Vom Adel wurde dieses Edikt sehr kritisch gesehen, schmälerte es doch dessen bisherige Machtstellung und seine Vorrechte. Als Hauptproblem bei der Umsetzung des Ediktes stellte sich schnell der Eigentumserwerb an den bewirtschafteten Flächen heraus. Deshalb wurde am 14. September 1811 das „Regulierungsedikt“ erlassen, das alle Bauern zu Eigentümern der Höfe machte, die sie bewirtschafteten. Als Entschädigung erhielt der Gutsherr einen Teil des genutzten Landes. Viele Dienstverpflichtungen dem Gutsherrn gegenüber wurden entschädigungslos gestrichen. Allerdings traf dies nicht auf Fron- und Naturaldienste zu. Deren Wert wurde ermittelt und musste in Raten an den Gutsherrn gezahlt werden.

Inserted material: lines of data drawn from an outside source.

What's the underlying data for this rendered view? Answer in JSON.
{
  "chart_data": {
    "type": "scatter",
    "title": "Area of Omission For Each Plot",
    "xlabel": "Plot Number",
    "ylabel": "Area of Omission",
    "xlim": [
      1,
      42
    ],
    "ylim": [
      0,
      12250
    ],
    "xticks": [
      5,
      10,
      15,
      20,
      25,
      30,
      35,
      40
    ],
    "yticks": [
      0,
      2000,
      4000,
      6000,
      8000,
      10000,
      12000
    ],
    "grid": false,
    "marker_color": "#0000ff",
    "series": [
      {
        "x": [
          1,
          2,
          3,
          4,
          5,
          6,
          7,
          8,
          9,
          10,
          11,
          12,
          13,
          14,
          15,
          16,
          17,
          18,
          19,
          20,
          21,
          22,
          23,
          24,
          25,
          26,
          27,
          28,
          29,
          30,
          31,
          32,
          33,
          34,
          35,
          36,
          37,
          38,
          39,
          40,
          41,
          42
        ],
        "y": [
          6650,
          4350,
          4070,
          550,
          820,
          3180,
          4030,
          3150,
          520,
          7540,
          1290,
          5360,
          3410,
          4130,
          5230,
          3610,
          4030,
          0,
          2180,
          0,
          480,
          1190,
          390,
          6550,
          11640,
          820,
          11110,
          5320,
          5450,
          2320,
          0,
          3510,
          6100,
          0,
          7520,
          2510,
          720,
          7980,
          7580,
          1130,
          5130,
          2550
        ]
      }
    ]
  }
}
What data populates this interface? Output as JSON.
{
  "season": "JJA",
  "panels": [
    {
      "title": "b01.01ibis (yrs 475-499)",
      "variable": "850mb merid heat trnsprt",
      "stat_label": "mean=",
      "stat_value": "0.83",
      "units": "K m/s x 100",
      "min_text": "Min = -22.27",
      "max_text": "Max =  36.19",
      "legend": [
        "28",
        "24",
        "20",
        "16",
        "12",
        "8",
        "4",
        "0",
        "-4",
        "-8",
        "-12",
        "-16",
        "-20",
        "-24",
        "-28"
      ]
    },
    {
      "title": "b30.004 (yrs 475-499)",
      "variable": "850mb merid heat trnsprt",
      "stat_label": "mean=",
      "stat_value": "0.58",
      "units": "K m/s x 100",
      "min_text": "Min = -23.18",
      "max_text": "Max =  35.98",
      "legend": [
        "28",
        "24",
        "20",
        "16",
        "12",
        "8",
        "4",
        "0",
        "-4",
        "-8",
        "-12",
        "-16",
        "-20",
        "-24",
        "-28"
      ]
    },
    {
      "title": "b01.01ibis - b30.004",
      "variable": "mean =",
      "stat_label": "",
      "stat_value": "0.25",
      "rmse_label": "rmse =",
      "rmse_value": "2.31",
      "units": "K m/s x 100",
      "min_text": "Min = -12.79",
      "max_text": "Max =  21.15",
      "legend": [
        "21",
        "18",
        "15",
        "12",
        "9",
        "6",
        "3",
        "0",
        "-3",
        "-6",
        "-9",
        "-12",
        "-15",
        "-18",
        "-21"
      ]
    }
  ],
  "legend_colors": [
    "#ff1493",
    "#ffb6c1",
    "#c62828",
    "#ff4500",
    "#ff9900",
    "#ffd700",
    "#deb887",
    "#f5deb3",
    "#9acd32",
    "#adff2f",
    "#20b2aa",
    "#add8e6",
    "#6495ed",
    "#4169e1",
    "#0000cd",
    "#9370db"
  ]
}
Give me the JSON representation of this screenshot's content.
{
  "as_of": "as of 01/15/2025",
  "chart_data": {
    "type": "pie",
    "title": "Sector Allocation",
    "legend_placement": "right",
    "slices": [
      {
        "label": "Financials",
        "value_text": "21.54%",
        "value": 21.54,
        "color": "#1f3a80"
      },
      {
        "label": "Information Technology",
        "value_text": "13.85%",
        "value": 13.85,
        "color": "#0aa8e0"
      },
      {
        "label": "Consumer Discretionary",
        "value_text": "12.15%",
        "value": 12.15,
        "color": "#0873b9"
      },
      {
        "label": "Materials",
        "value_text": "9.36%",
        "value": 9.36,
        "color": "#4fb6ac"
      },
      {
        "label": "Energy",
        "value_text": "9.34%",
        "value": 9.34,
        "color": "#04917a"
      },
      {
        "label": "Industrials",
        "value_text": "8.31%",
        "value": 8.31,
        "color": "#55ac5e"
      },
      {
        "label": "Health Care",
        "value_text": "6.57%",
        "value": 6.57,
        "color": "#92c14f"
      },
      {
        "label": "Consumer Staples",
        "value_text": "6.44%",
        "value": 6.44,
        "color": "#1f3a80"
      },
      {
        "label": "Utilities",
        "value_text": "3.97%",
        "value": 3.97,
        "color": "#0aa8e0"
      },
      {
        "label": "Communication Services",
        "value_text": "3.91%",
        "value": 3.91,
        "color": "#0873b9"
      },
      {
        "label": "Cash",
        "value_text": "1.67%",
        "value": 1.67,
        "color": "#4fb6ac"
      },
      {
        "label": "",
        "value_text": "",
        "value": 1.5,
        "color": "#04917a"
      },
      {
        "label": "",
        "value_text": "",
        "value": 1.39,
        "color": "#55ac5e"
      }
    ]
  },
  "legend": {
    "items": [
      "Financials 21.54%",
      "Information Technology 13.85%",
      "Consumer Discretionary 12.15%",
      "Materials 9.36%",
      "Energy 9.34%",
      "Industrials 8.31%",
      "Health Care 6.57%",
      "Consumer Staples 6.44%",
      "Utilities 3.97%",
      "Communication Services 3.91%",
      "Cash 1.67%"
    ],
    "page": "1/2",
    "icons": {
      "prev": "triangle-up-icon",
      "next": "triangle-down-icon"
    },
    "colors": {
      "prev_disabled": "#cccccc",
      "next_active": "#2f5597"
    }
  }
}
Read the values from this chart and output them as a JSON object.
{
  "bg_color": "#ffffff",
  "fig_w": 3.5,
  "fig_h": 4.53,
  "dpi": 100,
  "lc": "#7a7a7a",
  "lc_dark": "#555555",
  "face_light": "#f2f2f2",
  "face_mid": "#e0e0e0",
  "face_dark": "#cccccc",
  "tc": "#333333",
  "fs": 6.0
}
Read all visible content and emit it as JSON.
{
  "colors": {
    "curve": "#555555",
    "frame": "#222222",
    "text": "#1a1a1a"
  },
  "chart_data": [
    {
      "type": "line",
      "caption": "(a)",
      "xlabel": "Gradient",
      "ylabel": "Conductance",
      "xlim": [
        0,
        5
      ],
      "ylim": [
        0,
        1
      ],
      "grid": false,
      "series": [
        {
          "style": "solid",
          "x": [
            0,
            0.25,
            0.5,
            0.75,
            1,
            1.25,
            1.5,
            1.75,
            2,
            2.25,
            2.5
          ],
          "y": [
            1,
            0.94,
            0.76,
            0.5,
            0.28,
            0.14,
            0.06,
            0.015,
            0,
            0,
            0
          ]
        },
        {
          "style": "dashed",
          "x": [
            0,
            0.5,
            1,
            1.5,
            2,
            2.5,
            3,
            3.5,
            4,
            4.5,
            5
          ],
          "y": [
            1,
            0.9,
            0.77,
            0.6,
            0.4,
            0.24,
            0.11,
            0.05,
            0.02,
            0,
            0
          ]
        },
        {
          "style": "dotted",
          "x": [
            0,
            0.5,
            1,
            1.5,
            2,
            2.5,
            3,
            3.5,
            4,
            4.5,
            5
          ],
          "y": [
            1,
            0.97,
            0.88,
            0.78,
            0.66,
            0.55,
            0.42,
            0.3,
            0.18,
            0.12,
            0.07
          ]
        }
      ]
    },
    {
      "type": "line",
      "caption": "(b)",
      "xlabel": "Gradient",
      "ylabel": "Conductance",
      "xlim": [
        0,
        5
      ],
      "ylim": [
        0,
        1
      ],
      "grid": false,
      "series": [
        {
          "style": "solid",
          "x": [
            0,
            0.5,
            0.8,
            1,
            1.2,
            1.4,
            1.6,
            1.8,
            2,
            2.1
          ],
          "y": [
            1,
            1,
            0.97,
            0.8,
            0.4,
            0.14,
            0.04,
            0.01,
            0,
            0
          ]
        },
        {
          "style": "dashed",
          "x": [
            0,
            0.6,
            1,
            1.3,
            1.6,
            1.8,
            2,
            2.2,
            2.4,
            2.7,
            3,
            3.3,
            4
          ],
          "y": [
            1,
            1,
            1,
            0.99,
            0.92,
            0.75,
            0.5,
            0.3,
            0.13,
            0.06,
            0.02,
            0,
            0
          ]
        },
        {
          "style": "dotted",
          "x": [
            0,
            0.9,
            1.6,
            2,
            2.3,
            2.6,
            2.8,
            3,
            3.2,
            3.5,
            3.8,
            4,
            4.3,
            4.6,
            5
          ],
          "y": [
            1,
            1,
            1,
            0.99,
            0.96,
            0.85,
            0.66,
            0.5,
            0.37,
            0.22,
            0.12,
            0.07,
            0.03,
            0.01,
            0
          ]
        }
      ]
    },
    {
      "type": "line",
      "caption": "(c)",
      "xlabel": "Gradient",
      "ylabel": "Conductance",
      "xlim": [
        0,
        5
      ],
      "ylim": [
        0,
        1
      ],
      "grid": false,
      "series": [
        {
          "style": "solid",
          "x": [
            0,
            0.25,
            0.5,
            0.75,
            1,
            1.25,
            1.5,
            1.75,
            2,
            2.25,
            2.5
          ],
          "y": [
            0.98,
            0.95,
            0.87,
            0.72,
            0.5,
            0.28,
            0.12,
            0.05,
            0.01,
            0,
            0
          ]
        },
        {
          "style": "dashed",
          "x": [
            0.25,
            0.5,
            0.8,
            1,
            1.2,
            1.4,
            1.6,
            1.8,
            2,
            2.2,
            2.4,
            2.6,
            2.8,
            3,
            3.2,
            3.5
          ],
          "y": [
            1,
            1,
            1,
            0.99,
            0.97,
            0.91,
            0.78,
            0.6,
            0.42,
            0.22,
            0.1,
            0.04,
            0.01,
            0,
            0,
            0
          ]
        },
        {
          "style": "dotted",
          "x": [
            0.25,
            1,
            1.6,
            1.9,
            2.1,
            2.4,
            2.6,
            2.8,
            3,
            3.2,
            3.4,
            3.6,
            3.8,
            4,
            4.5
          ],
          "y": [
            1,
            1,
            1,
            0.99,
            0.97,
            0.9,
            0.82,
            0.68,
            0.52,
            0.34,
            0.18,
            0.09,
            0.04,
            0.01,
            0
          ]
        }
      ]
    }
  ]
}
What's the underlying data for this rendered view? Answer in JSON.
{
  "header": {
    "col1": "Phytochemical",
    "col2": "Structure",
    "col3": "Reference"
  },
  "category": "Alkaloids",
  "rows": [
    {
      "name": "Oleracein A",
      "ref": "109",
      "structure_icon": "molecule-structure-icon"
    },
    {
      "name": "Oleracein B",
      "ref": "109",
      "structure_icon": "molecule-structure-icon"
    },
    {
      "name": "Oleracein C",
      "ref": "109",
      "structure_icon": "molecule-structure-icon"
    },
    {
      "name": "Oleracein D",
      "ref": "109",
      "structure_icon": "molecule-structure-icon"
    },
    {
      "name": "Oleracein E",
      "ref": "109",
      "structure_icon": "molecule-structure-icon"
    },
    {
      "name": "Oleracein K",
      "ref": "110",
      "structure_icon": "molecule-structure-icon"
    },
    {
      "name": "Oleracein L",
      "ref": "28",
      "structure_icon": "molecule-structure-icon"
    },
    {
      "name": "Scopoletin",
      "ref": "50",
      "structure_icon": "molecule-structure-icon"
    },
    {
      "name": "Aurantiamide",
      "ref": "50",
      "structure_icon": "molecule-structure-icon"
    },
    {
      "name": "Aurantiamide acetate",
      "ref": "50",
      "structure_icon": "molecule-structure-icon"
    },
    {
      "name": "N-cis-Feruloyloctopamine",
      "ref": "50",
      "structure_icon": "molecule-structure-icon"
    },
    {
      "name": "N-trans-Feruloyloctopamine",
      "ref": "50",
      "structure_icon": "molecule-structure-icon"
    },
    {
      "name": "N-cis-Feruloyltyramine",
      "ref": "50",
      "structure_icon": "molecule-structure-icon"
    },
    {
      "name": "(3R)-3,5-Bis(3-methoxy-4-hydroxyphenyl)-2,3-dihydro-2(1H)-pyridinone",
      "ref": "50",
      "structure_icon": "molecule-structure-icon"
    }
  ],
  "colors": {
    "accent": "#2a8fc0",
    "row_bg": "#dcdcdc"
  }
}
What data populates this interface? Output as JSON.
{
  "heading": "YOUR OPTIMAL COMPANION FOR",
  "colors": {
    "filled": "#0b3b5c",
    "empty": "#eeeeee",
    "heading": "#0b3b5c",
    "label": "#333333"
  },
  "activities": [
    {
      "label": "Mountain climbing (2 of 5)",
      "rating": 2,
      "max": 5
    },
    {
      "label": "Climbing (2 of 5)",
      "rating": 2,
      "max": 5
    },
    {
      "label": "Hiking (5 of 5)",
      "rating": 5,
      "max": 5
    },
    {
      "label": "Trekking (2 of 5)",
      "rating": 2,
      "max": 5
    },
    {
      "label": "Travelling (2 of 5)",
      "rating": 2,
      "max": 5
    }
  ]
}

Wie die Umsetzung der Edikte von 1807 und 1811 in Baugstkorallen vor sich ging, weil der damalige Besitzer des Gutes durch Gerichtsurteile zur Aufteilung des Landes an die Bauern gezwungen werden musste, ist in alten Katasterunterlagen beschrieben. Im August 1833 wurde folgender Vertrag geschlossen:

Infolge des Edikts vom 14. September 1811 und der Declaration desselben am 29. Mai 1816 trugen auch die bäuerlichen Wirthe des Guts Baugstkorallen auf die Regulierung ihrer Verhältnisse zur Gutsherrschaft an; der Letztere bestritt die Regulierungsfähigkeit der Höfe, ließ sich indeß in der Sache nicht gehörig aus und es erging unterm 18. Oktober 1825 der Bescheid zu Gunsten der Provocanten. Die Gutsherrschaft legte zwar gegen diese Entscheidung die Restitutionsklage ein, es wurde aber in Appelation unterm 24. Oktober 1827 die erste Entscheidung der Königlichen General Commission bestätigt. In Folge dieser Anerkenntniß hatten indeß die bäuerlichen Wirthe die Scharwerksdienste verweigert, und die Gutsherrschaft klagte auf Erfüllung; wurde indeß auch mit dieser Klage in 3 Instanzen durch die Entscheidung der Königlichen General Commission vom 11. Juli 1828, des Königlichen Revisons Kollegis vom 25. April 1828 und des Königlichen Geheimen Obertribunals am 16. Juni 1830 abgewiesen, worauf dann endlich mit der Regulierung vorgegangen, der Regulierungs- und Separationsplan angelegt und bei der Nichtannahme seitens der bäuerlichen Wirthe, durch die Entscheidung der Königl. General Commission vom 1. Dezember 1832 bestätigt wurde.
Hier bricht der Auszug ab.